Thermal Stability of the Solidlike and Liquidlike Phases of (C60)n Clusters

Abstract

We report extensive simulation results on the finite temperature behavior of small clusters of C60 molecules. The interaction between C60 molecules is described by a simple all-atom model, as well as the Pacheco-Prates-Ramalho united-atom potential which includes 2- and 3-body terms. We perform parallel tempering Monte Carlo simulations in both the microcanonical and canonical ensembles.
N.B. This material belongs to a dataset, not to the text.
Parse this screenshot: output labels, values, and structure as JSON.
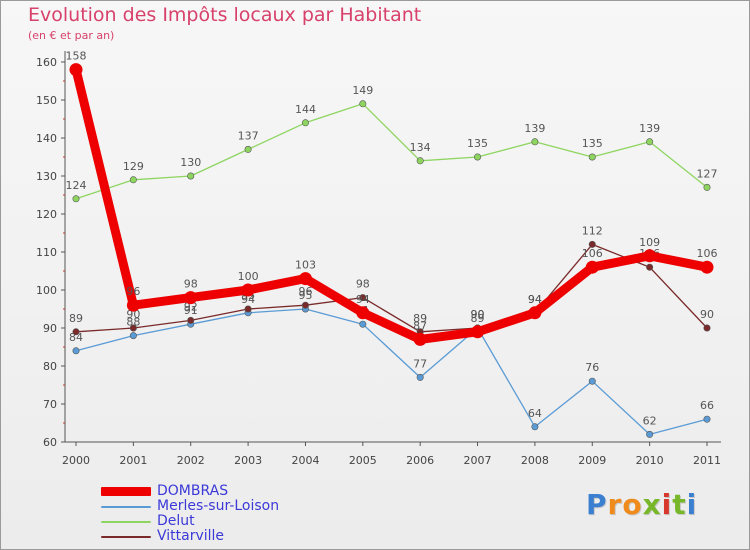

By enclosing the clusters into a hard-wall sphere of increasing radius R and by calculating the thermodynamical properties, we are able to distinguish the boiling phase change from the melting phase change in the case of (C60)7, but not in the case of (C60)13. Analyzing the isomers distributions for n = 7 shows that the liquidlike state of (C60)7 can be unambiguously defined in a range of temperature below 800 K. The influence of the internal degrees of freedom appears to be limited to an extra peak in the heat capacity near 80 K which characterizes the orientational phase change. Finally, we calculate the average kinetic energy release after evaporation from molecular dynamics simulations, and we compare these results with the predictions of the phase space theory (PST) for different values of R. We show that the PST results provide a clear definition of the boiling energy, and confirm that the largest 13-molecule cluster sublimes molecules as soon as it melts.